This metric do not tell us why users struggle with a design, nor do they provide direct insights as to how we can improve it. They simply are a way of keeping track of how the users feel about the experience of using a product or service.
Pros - Have a free normed database of scores.
- The biggest advantage to using the SUS is that it's such an old scale that there is a large amount of industry-wide data available to help benchmark your score and understand it in the context of your peers and competitors
- SUS correlates strongly with a much simpler metric, the single-question Net Promoter Score;
- SUS is considered a technology-agnostic questionnaire, meaning the items aren't specific to any technology or platform.
Cons - Complex scoring method promising to mistakes because a 0–100 score is not equivalent to a percentage score;
- To score the SUS, follow these steps:
- For odd items, subtract 1 from the user response.

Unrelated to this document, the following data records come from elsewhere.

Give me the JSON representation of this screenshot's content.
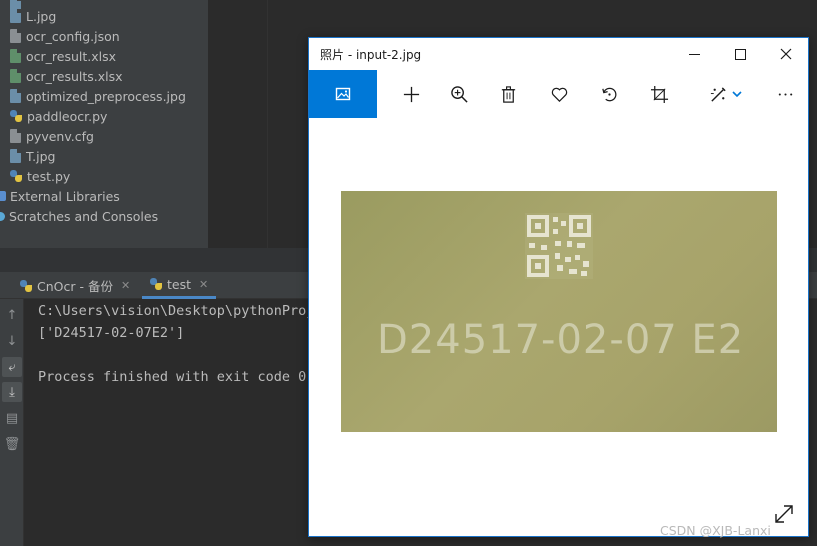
{
  "project_tree": {
    "files": [
      {
        "name": "L.jpg",
        "kind": "img"
      },
      {
        "name": "ocr_config.json",
        "kind": "json"
      },
      {
        "name": "ocr_result.xlsx",
        "kind": "xlsx"
      },
      {
        "name": "ocr_results.xlsx",
        "kind": "xlsx"
      },
      {
        "name": "optimized_preprocess.jpg",
        "kind": "img"
      },
      {
        "name": "paddleocr.py",
        "kind": "py"
      },
      {
        "name": "pyvenv.cfg",
        "kind": "cfg"
      },
      {
        "name": "T.jpg",
        "kind": "img"
      },
      {
        "name": "test.py",
        "kind": "py"
      }
    ],
    "external_libraries": "External Libraries",
    "scratches": "Scratches and Consoles"
  },
  "run_panel": {
    "tabs": [
      {
        "label": "CnOcr - 备份",
        "active": false
      },
      {
        "label": "test",
        "active": true
      }
    ],
    "console_lines": [
      "C:\\Users\\vision\\Desktop\\pythonProj",
      "['D24517-02-07E2']",
      "",
      "Process finished with exit code 0"
    ]
  },
  "photo_viewer": {
    "title": "照片 - input-2.jpg",
    "image_text": "D24517-02-07 E2",
    "accent_color": "#0078d7"
  },
  "watermark": "CSDN @XJB-Lanxi"
}
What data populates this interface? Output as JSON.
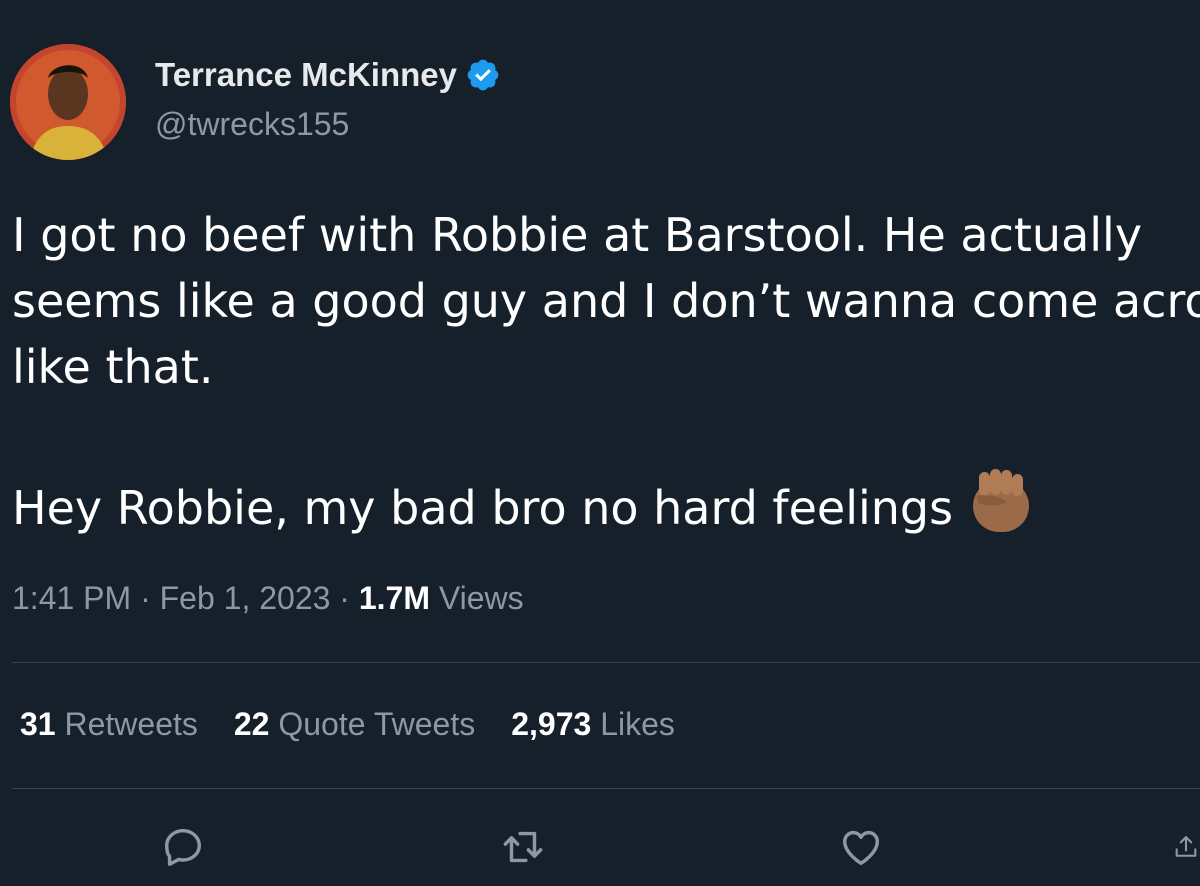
{
  "author": {
    "name": "Terrance McKinney",
    "handle": "@twrecks155",
    "verified": true
  },
  "tweet": {
    "lines": [
      "I got no beef with Robbie at Barstool. He actually",
      "seems like a good guy and I don’t wanna come across",
      "like that."
    ],
    "second_paragraph": "Hey Robbie, my bad bro no hard feelings",
    "emoji": "raised-fist-medium-dark-skin"
  },
  "meta": {
    "time": "1:41 PM",
    "date": "Feb 1, 2023",
    "views_count": "1.7M",
    "views_label": "Views"
  },
  "stats": {
    "retweets_count": "31",
    "retweets_label": "Retweets",
    "quotes_count": "22",
    "quotes_label": "Quote Tweets",
    "likes_count": "2,973",
    "likes_label": "Likes"
  },
  "icons": [
    "reply-icon",
    "retweet-icon",
    "like-icon",
    "share-icon"
  ],
  "colors": {
    "background": "#15202b",
    "text": "#ffffff",
    "secondary": "#8b98a5",
    "verified": "#1d9bf0"
  }
}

- For even-numbered items, subtract the user responses from 5. This scales all values from 0 to 4 (with 4 being the most positive response).
- Add up the converted responses for each user and multiply that total by 2.5. This converts the range of possible values from 0 to 100 instead of from 0 to 40.
- Average together the scores for all participants
- User impressions of the experience as a whole are subject to the peak-end effect (that is, the most intense and last parts of the experience, either positive or negative, impact participants' recollections and evaluations the most);
- it doesn't address usefulness or utility.